“A lot of major employers have left, and the town is drying up,” Ms. Thiessen said of Jackson. “We’re starting to lose small shops, too – Hallmark, the jewelry and shoe stores, the movie theater and most of the grocery stores.”
After 30 years at a factory making truck parts, Jeffrey Evans was earning $14.55 an hour in what he called “one of the better-paying jobs in the area.”
Wearing a Harley-Davidson cap, a bittersweet reminder of crushed dreams, he recently described how astonished and betrayed he felt when the plant was shut down in August after a labor dispute. Despite sporadic construction work, Mr.
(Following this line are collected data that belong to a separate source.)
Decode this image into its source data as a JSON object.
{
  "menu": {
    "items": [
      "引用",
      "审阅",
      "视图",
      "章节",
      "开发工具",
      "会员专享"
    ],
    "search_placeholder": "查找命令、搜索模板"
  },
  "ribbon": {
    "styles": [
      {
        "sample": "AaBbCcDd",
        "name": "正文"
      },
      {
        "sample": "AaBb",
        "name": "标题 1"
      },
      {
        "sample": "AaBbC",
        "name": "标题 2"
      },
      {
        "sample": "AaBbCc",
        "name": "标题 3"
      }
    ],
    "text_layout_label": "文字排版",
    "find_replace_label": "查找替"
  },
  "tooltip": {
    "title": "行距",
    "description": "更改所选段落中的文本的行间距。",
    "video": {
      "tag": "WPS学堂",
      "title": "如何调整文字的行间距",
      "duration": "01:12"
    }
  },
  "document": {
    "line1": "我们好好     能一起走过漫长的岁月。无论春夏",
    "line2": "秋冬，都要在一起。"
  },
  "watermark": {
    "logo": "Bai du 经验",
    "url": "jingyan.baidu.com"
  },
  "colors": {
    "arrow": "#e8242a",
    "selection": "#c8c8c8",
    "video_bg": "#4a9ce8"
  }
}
Evans has seen his income reduced by half.
So he was astonished yet again to find himself, at age 49, selling off his cherished Harley and most of his apartment furniture and moving in with his mother.
Middle-aged men moving in with parents, wives taking two jobs, veteran workers taking overnight shifts at half their former pay, families moving West – these are signs of the turmoil and stresses emerging in the little towns and backwoods mobile homes of southeast Ohio, where dozens of factories and several coal mines have closed over the last decade, and small businesses are giving way to big-box retailers and fast-food outlets.
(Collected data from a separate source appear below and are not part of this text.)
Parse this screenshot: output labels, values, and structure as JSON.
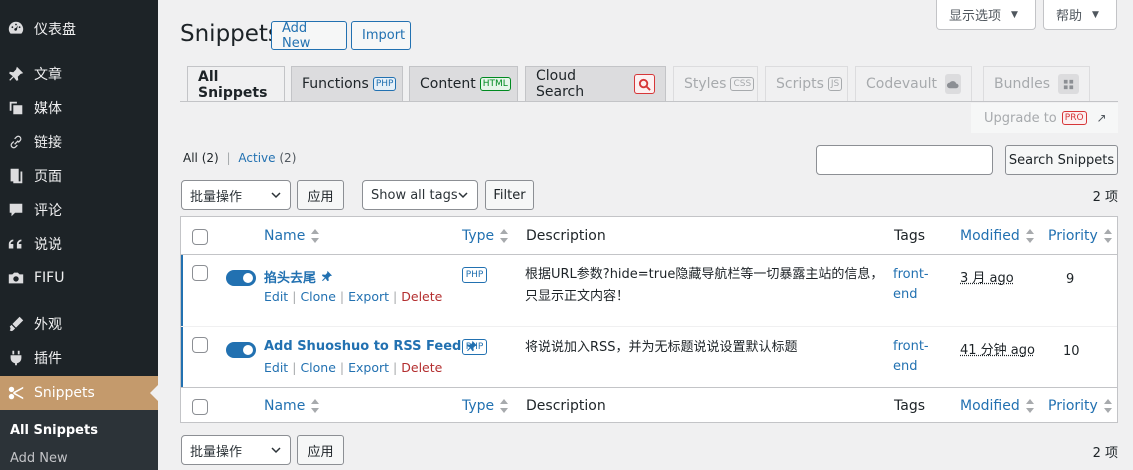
{
  "sidebar": {
    "items": [
      {
        "label": "仪表盘",
        "icon": "dashboard-icon"
      },
      {
        "label": "文章",
        "icon": "pin-icon"
      },
      {
        "label": "媒体",
        "icon": "media-icon"
      },
      {
        "label": "链接",
        "icon": "link-icon"
      },
      {
        "label": "页面",
        "icon": "page-icon"
      },
      {
        "label": "评论",
        "icon": "comment-icon"
      },
      {
        "label": "说说",
        "icon": "quote-icon"
      },
      {
        "label": "FIFU",
        "icon": "camera-icon"
      },
      {
        "label": "外观",
        "icon": "appearance-icon"
      },
      {
        "label": "插件",
        "icon": "plugin-icon"
      },
      {
        "label": "Snippets",
        "icon": "scissors-icon"
      }
    ],
    "submenu": [
      "All Snippets",
      "Add New"
    ]
  },
  "header": {
    "screen_options": "显示选项",
    "help": "帮助",
    "title": "Snippets",
    "add_new": "Add New",
    "import": "Import"
  },
  "tabs": [
    {
      "label": "All Snippets"
    },
    {
      "label": "Functions",
      "badge": "PHP"
    },
    {
      "label": "Content",
      "badge": "HTML"
    },
    {
      "label": "Cloud Search"
    },
    {
      "label": "Styles",
      "badge": "CSS"
    },
    {
      "label": "Scripts",
      "badge": "JS"
    },
    {
      "label": "Codevault"
    },
    {
      "label": "Bundles"
    }
  ],
  "upgrade": {
    "label": "Upgrade to",
    "badge": "PRO"
  },
  "filters": {
    "all": "All",
    "all_count": "(2)",
    "sep": "|",
    "active": "Active",
    "active_count": "(2)"
  },
  "search": {
    "placeholder": "",
    "button": "Search Snippets"
  },
  "bulk": {
    "select": "批量操作",
    "apply": "应用"
  },
  "tags_filter": {
    "select": "Show all tags",
    "button": "Filter"
  },
  "item_count": "2 项",
  "table": {
    "columns": {
      "name": "Name",
      "type": "Type",
      "description": "Description",
      "tags": "Tags",
      "modified": "Modified",
      "priority": "Priority"
    },
    "rows": [
      {
        "name": "掐头去尾",
        "actions": [
          "Edit",
          "Clone",
          "Export",
          "Delete"
        ],
        "type": "PHP",
        "description_line1": "根据URL参数?hide=true隐藏导航栏等一切暴露主站的信息，",
        "description_line2": "只显示正文内容！",
        "tags_line1": "front-",
        "tags_line2": "end",
        "modified": "3 月 ago",
        "priority": "9"
      },
      {
        "name": "Add Shuoshuo to RSS Feed",
        "actions": [
          "Edit",
          "Clone",
          "Export",
          "Delete"
        ],
        "type": "PHP",
        "description_line1": "将说说加入RSS，并为无标题说说设置默认标题",
        "description_line2": "",
        "tags_line1": "front-",
        "tags_line2": "end",
        "modified": "41 分钟 ago",
        "priority": "10"
      }
    ]
  },
  "colors": {
    "accent": "#2271b1",
    "sidebar_bg": "#1d2327",
    "active_menu": "#c49a6c",
    "delete": "#b32d2e"
  }
}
Here, where the northern swells of the Appalachians lap the southern fringe of the Rust Belt, thousands of people who long had tough but sustainable lives are being wrenched into the working poor.
The region presents an acute example of trends affecting many parts of Ohio, Michigan and other pockets of the Midwest.
Slammed by the continued decline in the automobile and steel businesses, Ohio never recovered from the recession of 2001-2, and blue-collar families who had made it partway up the economic ladder find themselves slipping back, with chaotic effects on families and dreams.
Throughout the state, the percentage of families living below the poverty line – just over $20,000 for a family of four last year – rose slightly from 14 percent in 2005 to 16 percent in 2007, one study found. But equally striking is the rise in younger working families struggling above that line. The numbers are more dismal in the southeastern Appalachian part of the state, where 32 percent of families lived below the poverty line in 2007, according to the study, and 56 percent lived with incomes less than $40,000 for a family of four.
“These younger workers should be the backbone of the economy,” said Shiloh Turner, study director for the Health Foundation of Greater Cincinnati, which conducted the surveys. But in parts of Ohio, Ms. Turner said, half or more “are barely making ends meet.”